Legal brief from Stanford, other universities to be considered in affirmative action case
Stanford and 13 other private universities have submitted an amicus brief as part of the Supreme Court's consideration of a high-profile university admissions case.
As the justices of the U.S. Supreme Court weigh arguments in the closely watched University of Texas affirmative action case, they will consider a "friend of the court" brief filed by Stanford and 13 other universities.
The universities are urging the court to continue to allow educational institutions to take account of race and ethnicity as one part of the holistic, individualized review of student applications for admission.
The Supreme Court heard oral arguments last week in the case, Fisher v. University of Texas at Austin, and will issue a ruling in the coming months. Plaintiffs in the case are challenging the use of race-conscious admission policies at UT Austin.
"The universities joining in this amicus brief felt it was important to weigh in on this matter of national importance," said Debra Zumwalt, Stanford vice president and general counsel. "The brief asks the court to reaffirm its 2003 ruling in Grutter v. Bollinger that diversity in higher education is a compelling government interest – and to continue to allow educational institutions to structure admissions programs that take account of race and ethnicity as single factors within a highly individualized, holistic review process."

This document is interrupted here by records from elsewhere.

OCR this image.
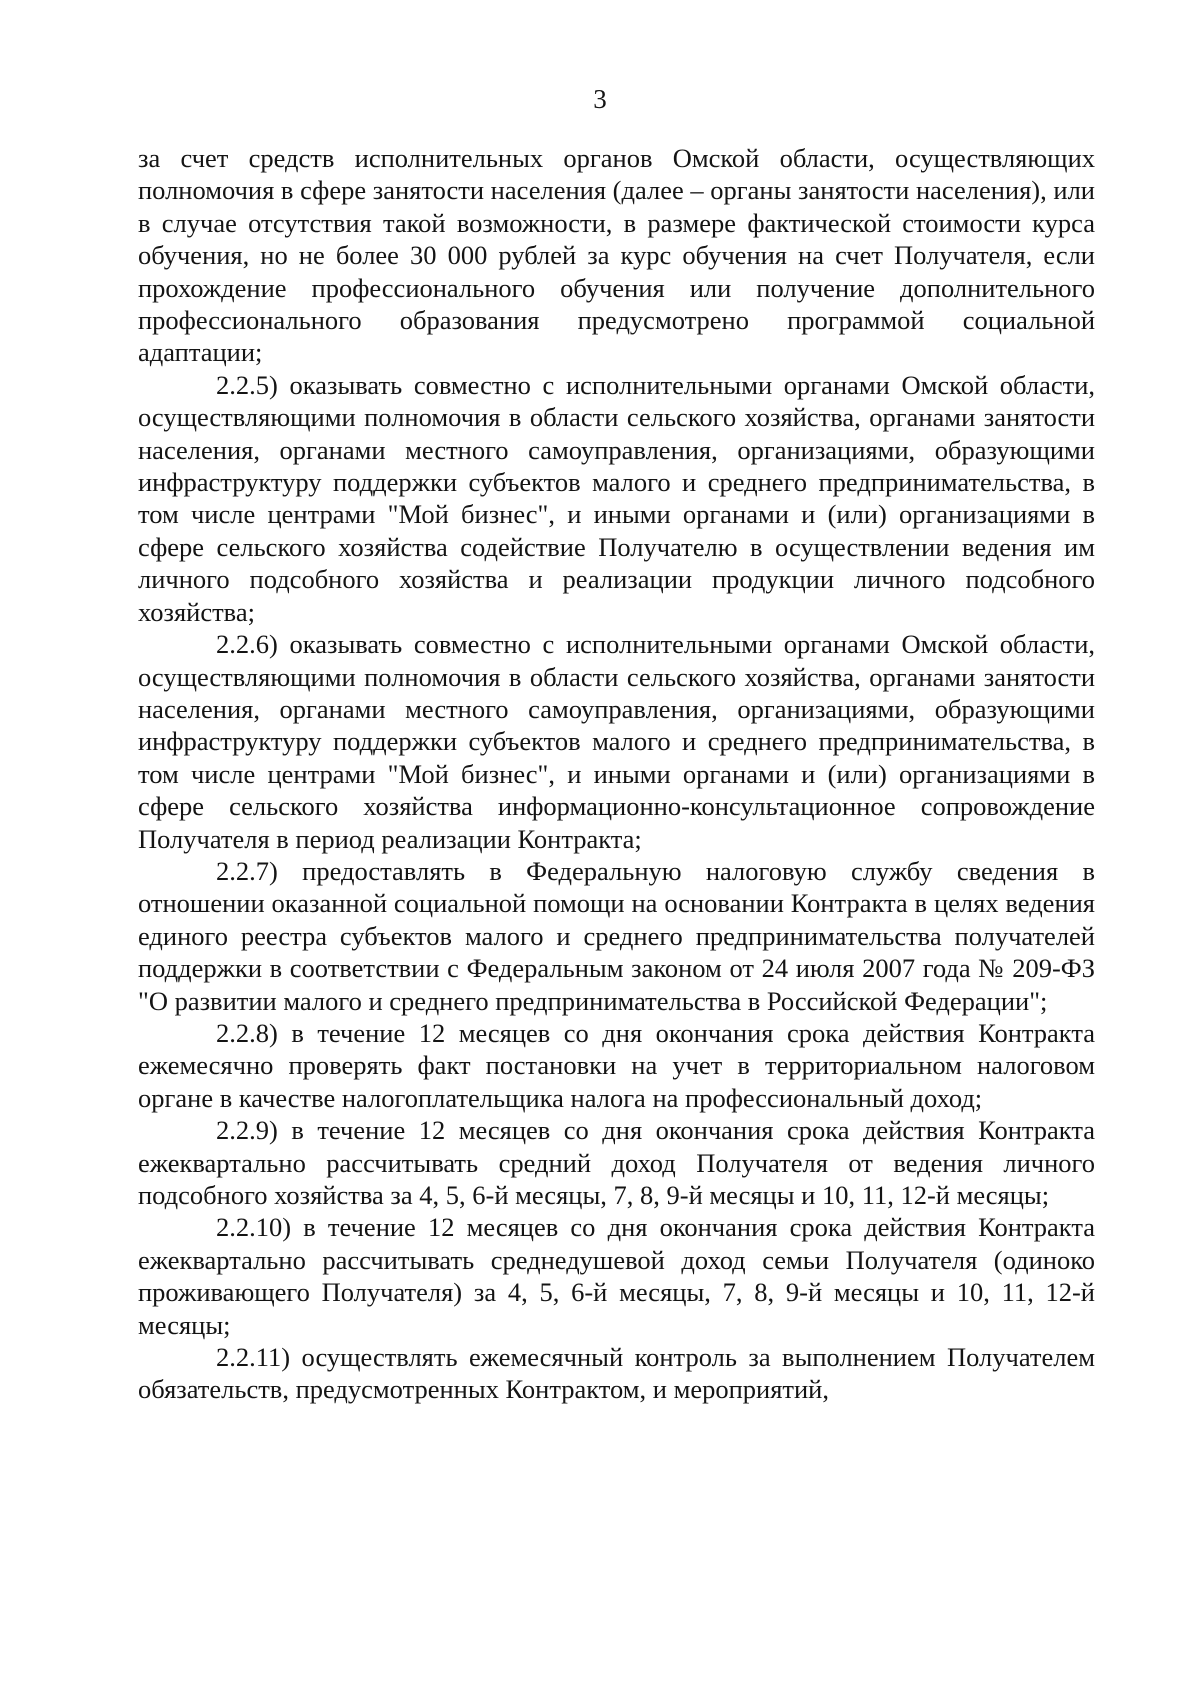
3

за счет средств исполнительных органов Омской области, осуществляющих полномочия в сфере занятости населения (далее – органы занятости населения), или в случае отсутствия такой возможности, в размере фактической стоимости курса обучения, но не более 30 000 рублей за курс обучения на счет Получателя, если прохождение профессионального обучения или получение дополнительного профессионального образования предусмотрено программой социальной адаптации;

2.2.5) оказывать совместно с исполнительными органами Омской области, осуществляющими полномочия в области сельского хозяйства, органами занятости населения, органами местного самоуправления, организациями, образующими инфраструктуру поддержки субъектов малого и среднего предпринимательства, в том числе центрами "Мой бизнес", и иными органами и (или) организациями в сфере сельского хозяйства содействие Получателю в осуществлении ведения им личного подсобного хозяйства и реализации продукции личного подсобного хозяйства;

2.2.6) оказывать совместно с исполнительными органами Омской области, осуществляющими полномочия в области сельского хозяйства, органами занятости населения, органами местного самоуправления, организациями, образующими инфраструктуру поддержки субъектов малого и среднего предпринимательства, в том числе центрами "Мой бизнес", и иными органами и (или) организациями в сфере сельского хозяйства информационно-консультационное сопровождение Получателя в период реализации Контракта;

2.2.7) предоставлять в Федеральную налоговую службу сведения в отношении оказанной социальной помощи на основании Контракта в целях ведения единого реестра субъектов малого и среднего предпринимательства получателей поддержки в соответствии с Федеральным законом от 24 июля 2007 года № 209-ФЗ "О развитии малого и среднего предпринимательства в Российской Федерации";

2.2.8) в течение 12 месяцев со дня окончания срока действия Контракта ежемесячно проверять факт постановки на учет в территориальном налоговом органе в качестве налогоплательщика налога на профессиональный доход;

2.2.9) в течение 12 месяцев со дня окончания срока действия Контракта ежеквартально рассчитывать средний доход Получателя от ведения личного подсобного хозяйства за 4, 5, 6-й месяцы, 7, 8, 9-й месяцы и 10, 11, 12-й месяцы;

2.2.10) в течение 12 месяцев со дня окончания срока действия Контракта ежеквартально рассчитывать среднедушевой доход семьи Получателя (одиноко проживающего Получателя) за 4, 5, 6-й месяцы, 7, 8, 9-й месяцы и 10, 11, 12-й месяцы;

2.2.11) осуществлять ежемесячный контроль за выполнением Получателем обязательств, предусмотренных Контрактом, и мероприятий,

The institutions joining Stanford in the amicus brief, filed late this summer, are Brown, Chicago, Columbia, Cornell, Dartmouth, Duke, Harvard, Johns Hopkins, MIT, Penn, Princeton, Vanderbilt and Yale.

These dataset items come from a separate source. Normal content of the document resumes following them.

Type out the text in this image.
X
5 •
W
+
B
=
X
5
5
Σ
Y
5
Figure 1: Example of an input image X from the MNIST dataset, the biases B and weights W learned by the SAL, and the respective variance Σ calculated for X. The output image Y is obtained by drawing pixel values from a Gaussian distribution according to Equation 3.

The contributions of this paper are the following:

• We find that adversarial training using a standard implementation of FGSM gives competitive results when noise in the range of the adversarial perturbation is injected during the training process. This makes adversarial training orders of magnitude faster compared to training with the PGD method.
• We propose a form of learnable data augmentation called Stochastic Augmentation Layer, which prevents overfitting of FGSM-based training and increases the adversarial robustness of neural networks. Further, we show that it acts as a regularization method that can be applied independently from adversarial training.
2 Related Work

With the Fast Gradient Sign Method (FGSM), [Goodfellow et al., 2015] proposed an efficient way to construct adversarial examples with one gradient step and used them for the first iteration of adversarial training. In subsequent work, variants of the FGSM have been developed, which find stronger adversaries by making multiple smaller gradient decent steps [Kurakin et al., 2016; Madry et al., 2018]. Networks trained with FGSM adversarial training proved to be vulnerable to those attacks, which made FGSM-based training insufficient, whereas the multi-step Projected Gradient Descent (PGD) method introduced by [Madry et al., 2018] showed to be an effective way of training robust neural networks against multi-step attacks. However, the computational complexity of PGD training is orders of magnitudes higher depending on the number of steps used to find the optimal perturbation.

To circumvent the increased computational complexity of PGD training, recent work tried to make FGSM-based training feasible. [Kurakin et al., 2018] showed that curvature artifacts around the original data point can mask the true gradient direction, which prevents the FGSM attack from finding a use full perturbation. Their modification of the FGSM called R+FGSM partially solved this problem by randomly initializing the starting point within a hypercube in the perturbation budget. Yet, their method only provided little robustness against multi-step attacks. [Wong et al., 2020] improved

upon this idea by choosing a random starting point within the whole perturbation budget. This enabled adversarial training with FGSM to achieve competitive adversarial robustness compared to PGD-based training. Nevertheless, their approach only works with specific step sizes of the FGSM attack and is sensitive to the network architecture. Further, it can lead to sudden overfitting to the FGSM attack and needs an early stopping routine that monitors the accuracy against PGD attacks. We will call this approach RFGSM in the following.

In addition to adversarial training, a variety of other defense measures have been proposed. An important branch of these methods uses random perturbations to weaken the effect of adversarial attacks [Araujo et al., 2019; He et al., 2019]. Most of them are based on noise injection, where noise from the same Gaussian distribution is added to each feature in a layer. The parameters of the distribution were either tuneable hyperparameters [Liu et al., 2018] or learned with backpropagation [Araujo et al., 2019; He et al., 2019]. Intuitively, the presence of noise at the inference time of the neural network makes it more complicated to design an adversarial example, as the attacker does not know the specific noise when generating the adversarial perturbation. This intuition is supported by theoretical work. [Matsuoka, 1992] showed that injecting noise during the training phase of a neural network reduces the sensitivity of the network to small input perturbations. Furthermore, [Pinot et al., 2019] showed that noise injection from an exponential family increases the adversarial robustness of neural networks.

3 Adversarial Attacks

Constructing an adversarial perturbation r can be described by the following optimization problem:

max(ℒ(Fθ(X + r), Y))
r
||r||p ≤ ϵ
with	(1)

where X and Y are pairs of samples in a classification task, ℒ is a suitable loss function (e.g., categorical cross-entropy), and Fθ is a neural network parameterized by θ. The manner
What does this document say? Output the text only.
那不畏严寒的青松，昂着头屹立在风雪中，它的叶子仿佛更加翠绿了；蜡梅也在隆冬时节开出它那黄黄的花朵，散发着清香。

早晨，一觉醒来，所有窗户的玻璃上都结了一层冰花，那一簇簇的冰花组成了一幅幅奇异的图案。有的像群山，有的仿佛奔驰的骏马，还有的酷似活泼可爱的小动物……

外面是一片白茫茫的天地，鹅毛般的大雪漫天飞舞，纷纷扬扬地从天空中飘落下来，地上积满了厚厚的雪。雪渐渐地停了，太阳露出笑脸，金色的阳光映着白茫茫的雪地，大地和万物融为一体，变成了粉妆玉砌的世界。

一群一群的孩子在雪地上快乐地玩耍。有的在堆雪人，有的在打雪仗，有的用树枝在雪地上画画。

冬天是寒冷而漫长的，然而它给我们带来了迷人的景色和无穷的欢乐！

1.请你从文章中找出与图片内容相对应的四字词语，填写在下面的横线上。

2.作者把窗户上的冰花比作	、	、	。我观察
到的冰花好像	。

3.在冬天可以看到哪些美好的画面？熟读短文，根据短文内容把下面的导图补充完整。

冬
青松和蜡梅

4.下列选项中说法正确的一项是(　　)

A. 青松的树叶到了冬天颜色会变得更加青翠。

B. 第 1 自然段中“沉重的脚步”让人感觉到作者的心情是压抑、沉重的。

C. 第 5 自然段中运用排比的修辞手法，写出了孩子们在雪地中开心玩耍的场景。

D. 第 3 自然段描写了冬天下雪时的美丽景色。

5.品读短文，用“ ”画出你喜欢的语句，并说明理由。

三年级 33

All of the universities joining the brief have highly selective admission criteria designed to ensure that admitted students are prepared for the rigors of university coursework. However, the brief says, purely numerical criteria such as grade-point averages and test scores are not sufficient for accomplishing the universities' full educational missions, and thus the universities examine all aspects of individual applicants.

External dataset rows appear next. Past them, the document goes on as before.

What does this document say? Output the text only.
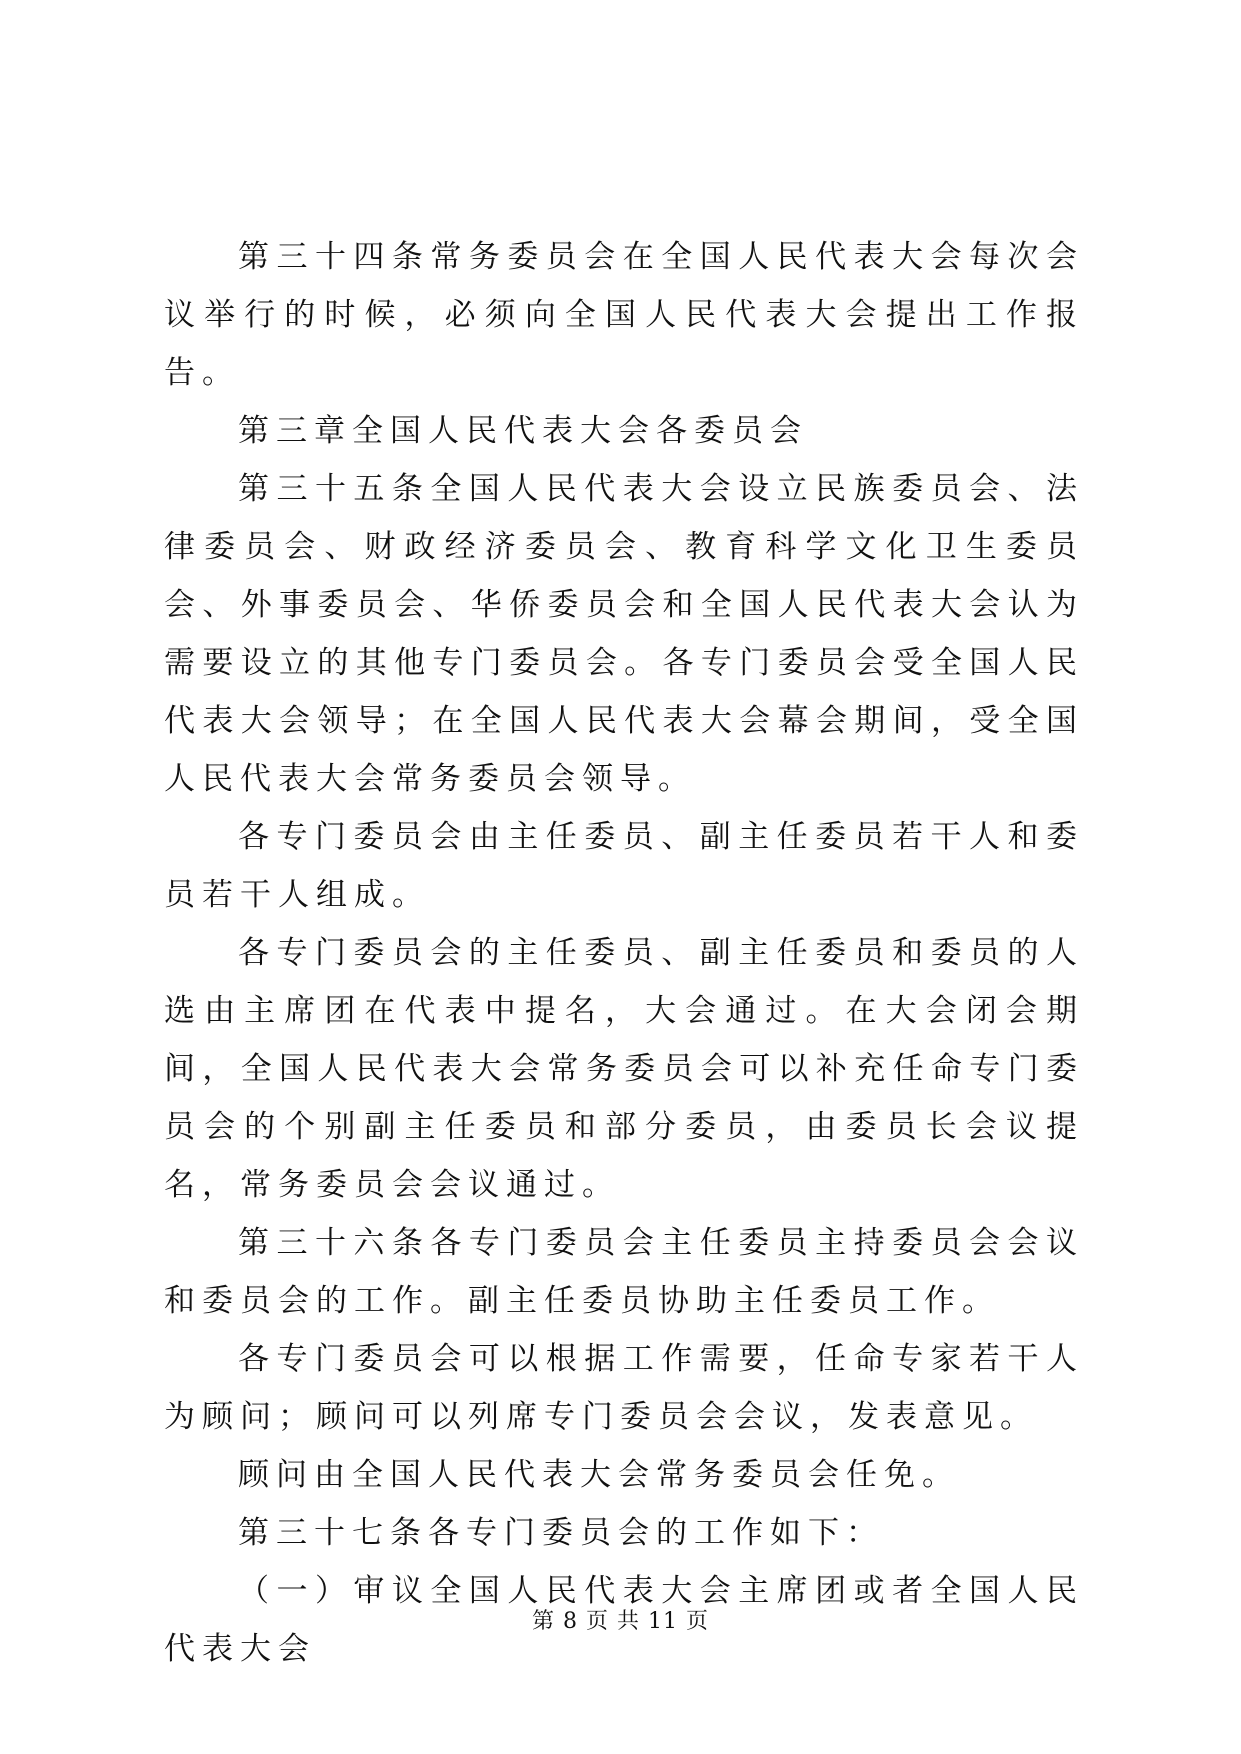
第三十四条常务委员会在全国人民代表大会每次会议举行的时候，必须向全国人民代表大会提出工作报告。

第三章全国人民代表大会各委员会

第三十五条全国人民代表大会设立民族委员会、法律委员会、财政经济委员会、教育科学文化卫生委员会、外事委员会、华侨委员会和全国人民代表大会认为需要设立的其他专门委员会。各专门委员会受全国人民代表大会领导；在全国人民代表大会幕会期间，受全国人民代表大会常务委员会领导。

各专门委员会由主任委员、副主任委员若干人和委员若干人组成。

各专门委员会的主任委员、副主任委员和委员的人选由主席团在代表中提名，大会通过。在大会闭会期间，全国人民代表大会常务委员会可以补充任命专门委员会的个别副主任委员和部分委员，由委员长会议提名，常务委员会会议通过。

第三十六条各专门委员会主任委员主持委员会会议和委员会的工作。副主任委员协助主任委员工作。

各专门委员会可以根据工作需要，任命专家若干人为顾问；顾问可以列席专门委员会会议，发表意见。

顾问由全国人民代表大会常务委员会任免。

第三十七条各专门委员会的工作如下：

（一）审议全国人民代表大会主席团或者全国人民代表大会

第 8 页 共 11 页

"A diverse student body adds significantly to the rigor and depth of students' educational experience," the brief says. "Diversity encourages students to question their own assumptions, to test received truths, and to appreciate the spectacular complexity of the modern world. This larger understanding prepares [our] graduates to be active and engaged citizens wrestling with the pressing challenges of the day, to pursue innovation in every field of discovery, and to expand humanity's learning and accomplishment."
The brief also notes that the changes in law sought by plaintiffs in the Fisher case could invite litigation from rejected applicants and judicial intrusion into university admissions. Selective universities must reject large numbers of applicants, and the institutions' individualized, holistic review processes necessarily include many non-quantifiable aspects, the brief says.
"Over many years we have had great success in the consideration of multiple criteria in the review of candidates applying to Stanford," said Richard Shaw, dean of undergraduate admission and financial aid. "Indeed, we consider applicants from all backgrounds and celebrate the many perspectives our admitted students will bring to our learning and living environment. Our holistic approach to the review of candidates allows us to consider a myriad of academic and personal characteristics that leads to the enrollment of exceptional classes highly representative of the world in which we live."
While the Fisher case focuses on the admission practices of a public university, the brief notes that private universities could be affected by the decision because Title VI of the Civil Rights Act of 1964 prohibits institutions receiving federal funds from engaging in racial "discrimination."
The full text of the amicus brief and a transcript of the argument in the Supreme Court are available on the website of Stanford's Office of the General Counsel.